To give a more precise control over the duration of time to wait while establishing a connection and waiting for the server to send a response before retrying an OData request, you can utilize the configuration properties sap.odata.connection.connect.timeout.ms and sap.odata.connection.read.timeout.ms.
Partitioning
The partitions provided with each SourceRecord equals the service and entity set name, as this is the primary key of an entity set as defined by the OData v2 protocol.
Data type mapping
The following table gives an overview of the OData v2 data type mapping from OData v2 data types to Kafka Connect data types applied by the source connector:
OData v2 | Kafka Connect Schema Type | Java data type |
---|---|---|
Bit | INT8 | java.lang.Byte |
Uint7 | INT8 | java.lang.Byte |
EdmSByte | INT8 | java.lang.Byte |
EdmByte | INT16 | java.lang.Short |
EdmGuid | STRING | java.lang.String |
EdmTime | TIME | java.util.Date |
EdmInt16 | INT16 | java.lang.Short |
EdmInt32 | INT32 | java.lang.Integer |
EdmInt64 | INT64 | java.lang.Long |
EdmBinary | BYTES | java.nio.ByteBuffer |
EdmDouble | FLOAT64 | java.lang.Double |
EdmSingle | FLOAT32 | java.lang.Float |
EdmString | STRING | java.lang.String |
EdmBoolean | BOOL | java.lang.Boolean |
EdmDecimal | DECIMAL | java.math.BigDecimal |
EdmDateTime | TIMESTAMP | java.util.Date |
EdmDateTimeOffset | TIMESTAMP | java.util.Date |
EdmStructuralType | STRUCT | java.util.Map[String, Object] |
Hints
- The OData V2 standard defines the EdmDateTimeOffset literal form by the lexical representation for datetime (including timezone offset), which allows the accuracy of nanoseconds.

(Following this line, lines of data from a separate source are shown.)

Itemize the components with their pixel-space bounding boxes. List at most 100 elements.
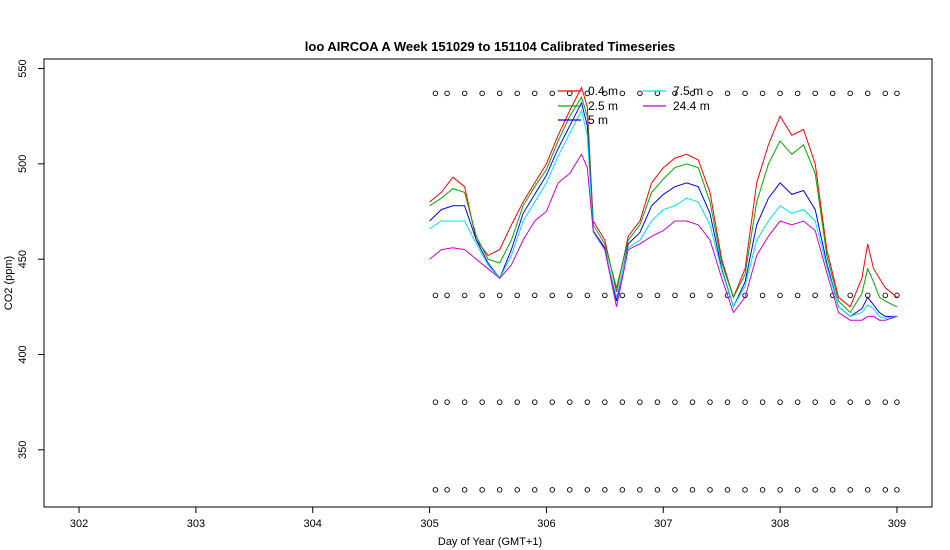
marker-point [637, 399, 643, 405]
marker-point [567, 90, 573, 97]
marker-point [461, 399, 468, 405]
legend-label: 0.4 m [588, 84, 618, 98]
marker-point [567, 399, 573, 405]
marker-point [602, 487, 608, 493]
marker-point [432, 399, 439, 405]
marker-point [724, 399, 731, 405]
marker-point [531, 399, 538, 405]
marker-point [549, 399, 556, 405]
marker-point [707, 487, 713, 493]
y-tick-label: 450 [17, 250, 29, 268]
marker-point [794, 487, 801, 493]
marker-point [777, 487, 783, 493]
marker-point [637, 90, 643, 97]
legend: 0.4 m 7.5 m 2.5 m 24.4 m 5 m [558, 84, 710, 127]
marker-point [777, 292, 783, 299]
marker-point [812, 90, 818, 97]
marker-point [567, 487, 573, 493]
legend-label: 7.5 m [673, 84, 703, 98]
marker-point [672, 487, 678, 493]
marker-point [567, 292, 573, 299]
marker-point [531, 292, 538, 299]
marker-point [654, 399, 661, 405]
legend-label: 2.5 m [588, 99, 618, 113]
marker-point [794, 399, 801, 405]
marker-point [847, 90, 853, 97]
series-line [429, 109, 897, 319]
marker-point [619, 487, 626, 493]
marker-point [602, 399, 608, 405]
marker-point [759, 90, 766, 97]
marker-point [602, 90, 608, 97]
marker-point [829, 487, 836, 493]
marker-point [432, 487, 439, 493]
marker-point [689, 487, 696, 493]
legend-label: 24.4 m [673, 99, 710, 113]
marker-point [759, 399, 766, 405]
marker-point [882, 90, 889, 97]
marker-point [479, 487, 485, 493]
marker-point [444, 90, 450, 97]
marker-point [496, 399, 503, 405]
marker-point [496, 90, 503, 97]
marker-point [549, 90, 556, 97]
marker-point [794, 292, 801, 299]
marker-point [584, 90, 591, 97]
marker-point [461, 292, 468, 299]
x-tick-label: 306 [537, 518, 555, 530]
marker-point [742, 487, 748, 493]
marker-point [514, 90, 520, 97]
marker-point [584, 292, 591, 299]
marker-point [584, 487, 591, 493]
y-tick-label: 500 [17, 155, 29, 173]
marker-point [654, 292, 661, 299]
marker-point [584, 399, 591, 405]
y-axis: 350 400 450 500 550 [17, 59, 44, 459]
marker-point [461, 90, 468, 97]
marker-point [742, 399, 748, 405]
y-tick-label: 550 [17, 59, 29, 77]
marker-point [531, 487, 538, 493]
x-tick-label: 303 [187, 518, 205, 530]
marker-point [619, 292, 626, 299]
marker-point [777, 90, 783, 97]
marker-point [479, 399, 485, 405]
marker-point [864, 90, 871, 97]
x-tick-label: 307 [654, 518, 672, 530]
marker-point [637, 292, 643, 299]
x-axis: 302 303 304 305 306 307 308 309 [70, 507, 906, 530]
marker-point [829, 399, 836, 405]
marker-point [672, 90, 678, 97]
marker-point [847, 292, 853, 299]
marker-point [514, 292, 520, 299]
marker-point [444, 292, 450, 299]
marker-point [812, 487, 818, 493]
marker-point [864, 399, 871, 405]
marker-point [724, 487, 731, 493]
marker-point [672, 399, 678, 405]
marker-point [812, 292, 818, 299]
marker-point [432, 292, 439, 299]
series-line [429, 95, 898, 314]
marker-point [479, 292, 485, 299]
marker-point [496, 487, 503, 493]
marker-point [882, 292, 889, 299]
x-tick-label: 309 [888, 518, 906, 530]
chart-title: loo AIRCOA A Week 151029 to 151104 Calib… [305, 39, 675, 54]
marker-point [707, 292, 713, 299]
marker-point [882, 487, 889, 493]
marker-point [479, 90, 485, 97]
marker-point [759, 292, 766, 299]
series-lines [429, 86, 898, 321]
marker-point [742, 90, 748, 97]
x-tick-label: 308 [771, 518, 789, 530]
marker-point [894, 399, 900, 405]
marker-point [514, 399, 520, 405]
marker-point [794, 90, 801, 97]
marker-point [672, 292, 678, 299]
series-line [429, 153, 898, 321]
x-axis-label: Day of Year (GMT+1) [438, 536, 542, 548]
marker-point [894, 487, 900, 493]
marker-point [637, 487, 643, 493]
marker-point [549, 487, 556, 493]
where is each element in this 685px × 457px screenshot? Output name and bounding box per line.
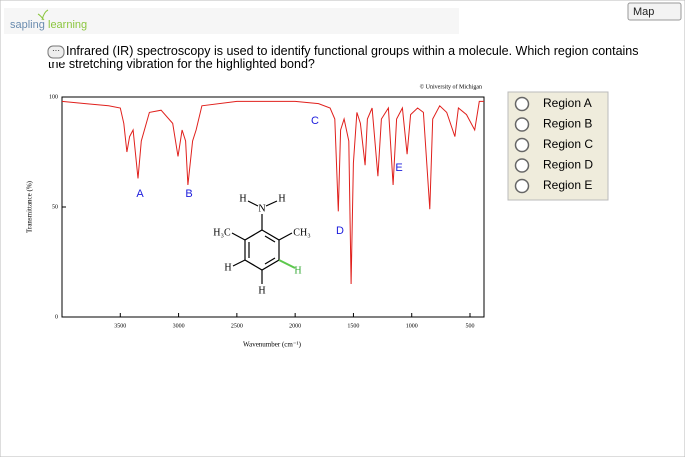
radio-button[interactable] <box>514 158 530 173</box>
highlighted-bond <box>278 259 296 269</box>
atom-label: H <box>258 285 265 296</box>
map-label[interactable]: Map <box>633 6 654 18</box>
y-tick-label: 0 <box>55 314 58 320</box>
atom-label: H <box>278 193 285 204</box>
source: © University of Michigan <box>420 83 482 90</box>
atom-label: CH₃ <box>293 227 310 238</box>
map-button[interactable] <box>627 2 682 21</box>
comment-icon[interactable] <box>47 45 65 59</box>
atom-label: H <box>239 193 246 204</box>
header-bar <box>4 8 459 34</box>
region-label: E <box>395 162 402 174</box>
radio-button[interactable] <box>514 137 530 153</box>
option-label[interactable]: Region C <box>543 137 593 151</box>
atom-label: H₃C <box>213 227 231 238</box>
region-label: C <box>311 115 319 127</box>
option-label[interactable]: Region E <box>543 178 592 192</box>
atom-label: H <box>224 262 231 273</box>
radio-button[interactable] <box>514 96 530 112</box>
y-tick-label: 50 <box>52 204 58 210</box>
region-label: B <box>185 188 192 200</box>
x-tick-label: 2500 <box>231 323 243 329</box>
comment-dots: ··· <box>52 46 60 55</box>
x-tick-label: 1500 <box>347 323 359 329</box>
bonds <box>231 200 293 284</box>
atom-label: H <box>294 265 301 276</box>
logo-word: sapling <box>10 19 45 31</box>
question-line: Infrared (IR) spectroscopy is used to id… <box>66 44 642 58</box>
option-label[interactable]: Region D <box>543 158 593 172</box>
radio-button[interactable] <box>514 117 530 132</box>
molecule: H N H H₃C CH₃ H H H <box>213 193 310 296</box>
chart: © University of Michigan Wavenumber (cm⁻… <box>26 83 485 349</box>
x-tick-label: 3000 <box>173 323 185 329</box>
option-label[interactable]: Region A <box>543 96 592 110</box>
y-tick-label: 100 <box>49 94 58 100</box>
region-label: A <box>136 188 144 200</box>
x-tick-label: 1000 <box>406 323 418 329</box>
x-tick-label: 3500 <box>114 323 126 329</box>
logo-word: learning <box>48 19 87 31</box>
double-bonds <box>248 235 276 265</box>
atom-label: N <box>258 203 265 214</box>
x-axis-label: Wavenumber (cm⁻¹) <box>243 341 302 349</box>
spectrum-line <box>61 100 484 285</box>
x-tick-label: 2000 <box>289 323 301 329</box>
option-label[interactable]: Region B <box>543 117 592 131</box>
question-text: Infrared (IR) spectroscopy is used to id… <box>48 44 642 71</box>
question-line: the stretching vibration for the highlig… <box>48 57 315 71</box>
y-axis-label: Transmittance (%) <box>26 180 34 233</box>
radio-button[interactable] <box>514 178 530 194</box>
logo-leaf <box>37 9 49 21</box>
region-label: D <box>336 225 344 237</box>
x-tick-label: 500 <box>466 323 475 329</box>
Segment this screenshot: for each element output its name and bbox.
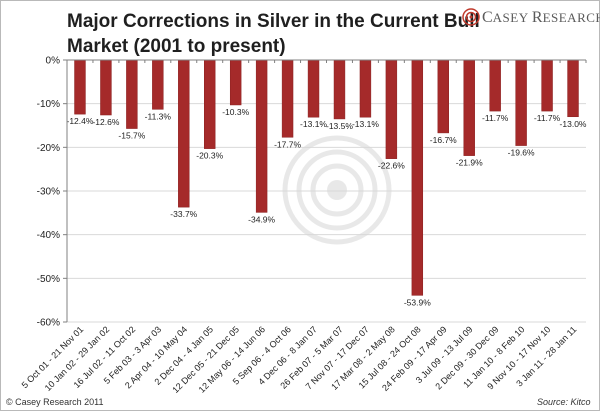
bar bbox=[178, 59, 190, 208]
bar bbox=[359, 59, 372, 118]
data-label: -20.3% bbox=[196, 151, 223, 161]
data-label: -53.9% bbox=[404, 297, 431, 307]
bar bbox=[229, 59, 242, 106]
data-label: -13.1% bbox=[352, 119, 379, 129]
chart-subtitle: Market (2001 to present) bbox=[67, 36, 286, 57]
bar bbox=[333, 59, 346, 120]
bars bbox=[74, 59, 579, 296]
data-label: -22.6% bbox=[378, 161, 405, 171]
data-label: -33.7% bbox=[170, 209, 197, 219]
data-label: -15.7% bbox=[118, 131, 145, 141]
bar bbox=[437, 59, 449, 134]
bar bbox=[255, 59, 268, 213]
data-label: -11.7% bbox=[534, 113, 561, 123]
data-label: -10.3% bbox=[222, 107, 249, 117]
casey-research-logo: CASEY RESEARCH.COM bbox=[462, 8, 600, 26]
data-labels: -12.4% -12.6% -15.7%-11.3% -33.7% -20.3% -10.… bbox=[67, 107, 587, 307]
y-tick-label: 0% bbox=[46, 56, 61, 67]
source-text: Source: Kitco bbox=[537, 397, 591, 407]
y-tick-label: -30% bbox=[37, 187, 60, 198]
bar bbox=[74, 59, 86, 115]
data-label: -13.0% bbox=[560, 119, 587, 129]
bar bbox=[307, 59, 320, 118]
bar bbox=[100, 59, 112, 116]
data-label: -19.6% bbox=[508, 148, 535, 158]
copyright-text: © Casey Research 2011 bbox=[6, 397, 104, 407]
data-label: -13.5% bbox=[326, 121, 353, 131]
y-tick-label: -60% bbox=[37, 318, 60, 329]
data-label: -12.4% bbox=[67, 116, 94, 126]
bar bbox=[152, 59, 164, 110]
data-label: -16.7% bbox=[430, 135, 457, 145]
bar bbox=[541, 59, 553, 112]
y-tick-label: -10% bbox=[37, 99, 60, 110]
bar bbox=[411, 59, 424, 296]
y-tick-label: -40% bbox=[37, 230, 60, 241]
chart-title: Major Corrections in Silver in the Curre… bbox=[67, 11, 480, 32]
target-logo-icon bbox=[462, 8, 480, 26]
bar bbox=[515, 59, 527, 146]
bar bbox=[385, 59, 398, 159]
data-label: -34.9% bbox=[248, 214, 275, 224]
bar bbox=[463, 59, 475, 156]
data-label: -11.7% bbox=[482, 113, 509, 123]
bar bbox=[489, 59, 501, 112]
watermark-target-icon bbox=[282, 135, 392, 245]
bar bbox=[281, 59, 294, 138]
brand-text: CASEY RESEARCH.COM bbox=[482, 9, 600, 26]
bar bbox=[204, 59, 216, 149]
y-tick-label: -20% bbox=[37, 143, 60, 154]
bar bbox=[126, 59, 138, 129]
bar bbox=[567, 59, 579, 118]
data-label: -13.1% bbox=[300, 119, 327, 129]
y-axis-ticks: 0% -10% -20% -30% -40% -50% -60% bbox=[37, 56, 67, 329]
data-label: -17.7% bbox=[274, 139, 301, 149]
data-label: -21.9% bbox=[456, 158, 483, 168]
data-label: -12.6% bbox=[92, 117, 119, 127]
data-label: -11.3% bbox=[145, 111, 172, 121]
y-tick-label: -50% bbox=[37, 274, 60, 285]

However, nanoseconds are truncated during conversion by the Apache Olingo v2 client library.
JMX metrics
The OData v2 source connector supports all the connector and task metrics provided by Kafka Connect through Java Management Extensions (JMX). In addition, the OData v2 source connector provides extra JMX metrics for accessing state managed by the connector.
MBean: org.init.ohja.kafka.connect:type=odatav2-source-task-metrics,connector=([-.w]+),task=([d]+)
Metric | Explanation |
---|---|
retries | Count of retries performed in the connector task that is in retrying state. |
last-extraction | Timestamp for last execution time of poll function in connector task. |
active-subscriptions | Number of active subscriptions registered by the connector. |
${configGroup}-service | Service path (root) for OData v2 service configured in the configuration group. |
${configGroup}-entityset | Name of the OData entity set for OData v2 service configured in the configuration group. |
${configGroup}-topic | Name of target topic for OData v2 service configured in the configuration group. |
${configGroup}-service-url | Service url of current data extraction for OData v2 service configured in the configuration group. |
${configGroup}-uri-type | URI type of current data extraction for OData v2 service configured in the configuration group. |
${configGroup}-position | Record position of current data extraction for OData v2 service configured in the configuration group. |